After receiving bachelor's and master's degrees in history from ENMU in 1961 (he received a 1975 Ph.D. in history from the University of Arizona), Dr. Matheny taught or was an administrator at Middle Tennessee State University, Pepperdine University, University of Arizona, Fort Hays State University, ENMU-Clovis and ENMU-Portales where he was the vice president for Academic Affairs before being named president.
"I felt that our main responsibility was to create an environment where people would work themselves to death for students, an environment where people enjoyed working and students learned," he said about being president. "We must always strive to overcome the bureaucratic mentality in dealing with students. Of course, we have to recognize that people working with students are human and sometimes don't necessarily get up on the right side of the bed or have personal problems. But internal marketing, or keeping everyone committed to a student-centered mission, is absolutely essential for an institution, and that applies to all employees including the president."

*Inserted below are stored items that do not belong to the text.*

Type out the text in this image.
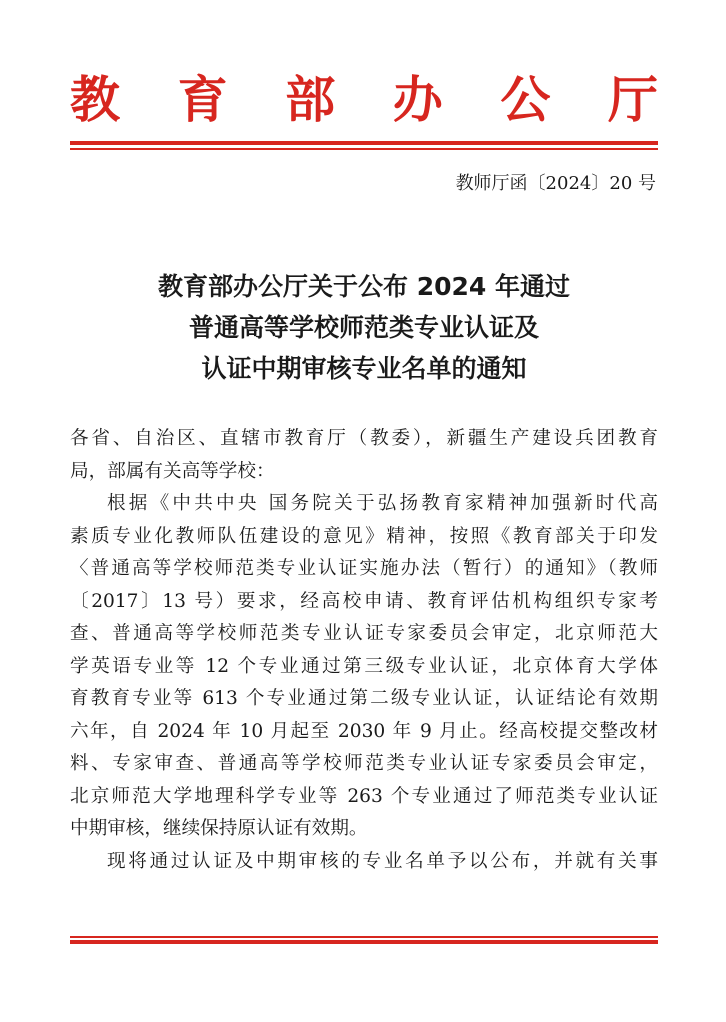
教 育 部 办 公 厅
教师厅函〔2024〕20 号
教育部办公厅关于公布 2024 年通过
普通高等学校师范类专业认证及
认证中期审核专业名单的通知
各省、自治区、直辖市教育厅（教委），新疆生产建设兵团教育
局，部属有关高等学校：
根据《中共中央 国务院关于弘扬教育家精神加强新时代高
素质专业化教师队伍建设的意见》精神，按照《教育部关于印发
〈普通高等学校师范类专业认证实施办法（暂行）的通知》（教师
〔2017〕13 号）要求，经高校申请、教育评估机构组织专家考
查、普通高等学校师范类专业认证专家委员会审定，北京师范大
学英语专业等 12 个专业通过第三级专业认证，北京体育大学体
育教育专业等 613 个专业通过第二级专业认证，认证结论有效期
六年，自 2024 年 10 月起至 2030 年 9 月止。经高校提交整改材
料、专家审查、普通高等学校师范类专业认证专家委员会审定，
北京师范大学地理科学专业等 263 个专业通过了师范类专业认证
中期审核，继续保持原认证有效期。
现将通过认证及中期审核的专业名单予以公布，并就有关事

Dr. Matheny said he enjoyed working in a university that never had an "Ivory Tower" mentality in what the university does not relate to the community.
"The town/gown relationship is extremely important, particularly to a university in a small community."
He believed that universities have a responsibility to be on the frontiers of knowledge and awareness.
"When you get 4,000 people together (at that time), there is just no end to their collective imagination."
One of the toughest parts of the job, according to Dr. Matheny, was having to make personnel decisions which affected the careers of people, even friends. "I lost friends in the process," he said, "but the most difficult thing was I caused my wife to lose friends. Those kinds of personnel decisions had to be made, but I don't know anyone who gets a thrill out of making them."
He credited Sandra with helping him make it through tough times.
"As president, you accept living in a fishbowl. It's easy to get upset when you are misquoted in a newspaper, or someone misinterprets your motives, but Sandra was excellent at helping me keep a balanced perspective."
Dr. Matheny said he appreciated the cooperative attitude of Eastern faculty. "At some institutions, the competitive nature among faculty creates a tremendous amount of ill-will toward each other. Eastern has never had the type of atmosphere where success is gained at the expense of colleagues."
He said that a university campus is an accident waiting to happen, one just never knows when or where or how serious it will be. He felt that it was important for him as president to be predictable because it gave the campus a certain security amidst the inevitable turmoil.
"Ironically, little problems created more vulnerability for a president than big ones," Dr. Matheny said. "I took the job seriously, but, hopefully, not myself."